In conclusion, the overall results of our study show a clear involvement of oxidative-antioxidant homeostasis in the therapeutic process of vitiligo. The use of combination therapy, consisting of combining UVB 311 nm phototherapy with oral supplementation of vitamins A and E, was associated with the best results in terms of repigmentation of vitiligo spots. It turned out that the age of patients suffering from vitiligo who underwent NB-UVB 311 nm phototherapy negatively correlated with a decrease in plasma MDA concentration and an increase in CAT concentration in erythrocytes, which allowed the conclusion that the effectiveness of the therapy, which decreases with age, results from a lower antioxidant capacity of the organism. It was observed that the duration of the disease positively correlated with the concentration of CAT and SOD, which can be explained by an attempt to compensate for oxidoreductive disorders increasing over time.

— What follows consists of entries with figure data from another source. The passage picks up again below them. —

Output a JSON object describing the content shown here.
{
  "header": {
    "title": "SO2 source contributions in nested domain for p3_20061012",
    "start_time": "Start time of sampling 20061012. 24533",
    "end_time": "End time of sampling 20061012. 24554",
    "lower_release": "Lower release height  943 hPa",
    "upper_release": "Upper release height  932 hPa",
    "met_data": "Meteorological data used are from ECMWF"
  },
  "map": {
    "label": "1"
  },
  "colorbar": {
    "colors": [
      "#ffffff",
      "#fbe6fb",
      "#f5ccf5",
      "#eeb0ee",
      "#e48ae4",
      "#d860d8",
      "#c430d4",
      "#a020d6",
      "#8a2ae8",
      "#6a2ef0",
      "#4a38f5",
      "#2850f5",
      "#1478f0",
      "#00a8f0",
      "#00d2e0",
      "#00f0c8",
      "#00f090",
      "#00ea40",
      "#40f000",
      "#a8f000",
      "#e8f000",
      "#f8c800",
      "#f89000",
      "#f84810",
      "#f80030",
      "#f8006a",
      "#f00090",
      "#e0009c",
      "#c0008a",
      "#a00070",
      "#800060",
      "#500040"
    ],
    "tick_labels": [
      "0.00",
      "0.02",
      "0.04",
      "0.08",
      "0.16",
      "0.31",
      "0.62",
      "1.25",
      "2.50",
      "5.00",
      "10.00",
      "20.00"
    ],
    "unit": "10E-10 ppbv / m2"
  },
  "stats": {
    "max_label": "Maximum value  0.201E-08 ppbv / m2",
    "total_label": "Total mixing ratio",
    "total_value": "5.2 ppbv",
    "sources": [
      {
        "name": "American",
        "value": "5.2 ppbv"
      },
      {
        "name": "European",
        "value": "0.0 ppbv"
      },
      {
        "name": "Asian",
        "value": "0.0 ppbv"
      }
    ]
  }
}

The longer the disease duration, the greater the reduction in patients’ quality of life. The additional burden of the patients with oxidative stress factors turned out to be related to the greater intensity of the disease activity in the patients. The observations made confirm the system’s attempts to maintain homeostasis in the field of oxidant-antioxidant balance, increasing with the duration of the disease, and the ability to repair membrane damage that deteriorates with age. It also significantly influences the higher degree of severity and extent of skin lesions in these patients (VASI scale) and the lower improvement in the quality of life obtained after treatment (DLQI scale). That is why, it is so important to implement the therapy at an early stage of the disease’s development, which provides the best opportunities for repigmentation of skin lesions. Oral supplementation of vitamins A and E during phototherapy also seems justified, which seems to increase the effectiveness of the treatment.

Data Availability

The research results are available in the doctoral dissertation, “Evaluation of the oxidative-antioxidant balance and lipid peroxidation products in patients with vitiligo” in the collection of the Ludwik Rydygier Collegium Medicum Library in Bydgoszcz.

Conflicts of Interest

The authors declare that they have no conflicts of interest.

Authors’ Contributions

Laura Nowowiejska, MD, PhD, was responsible for collecting material from patients, evaluating the results of the research and writing a dissertation based on them. Prof. dr hab. n. med. Rafał Czajkowski supervised the content of the entire study, giving invaluable help when editing the material for publication. Luiza Marek-Józefowicz, MD, PhD, was responsible for recruiting patients for the study. Prof. dr hab. n. med. Alina Woźniak and Prof. dr hab. Karolina Szewczyk-Golec assessed the oxidant-antioxidant balance in patients with vitiligo. Prof. Barbara Zegarska, MD, Marek Jankowski, MD, Anna Niezgoda, and MD Magdalena Basałygo collaborated with the principal researcher in assessing the obtained biochemical parameters and their interpretation in the light of the latest research. All authors accessed the full text of the article, read, and approved its final form.

Acknowledgments

The authors thank all the researchers for their participation in the study. The study was created as a result of cooperation between two units: the Department of Dermatology and Venereology and the Department of Biology and Medical Biochemistry from Ludwik Rydygier Collegium Medicum in Bydgoszcz.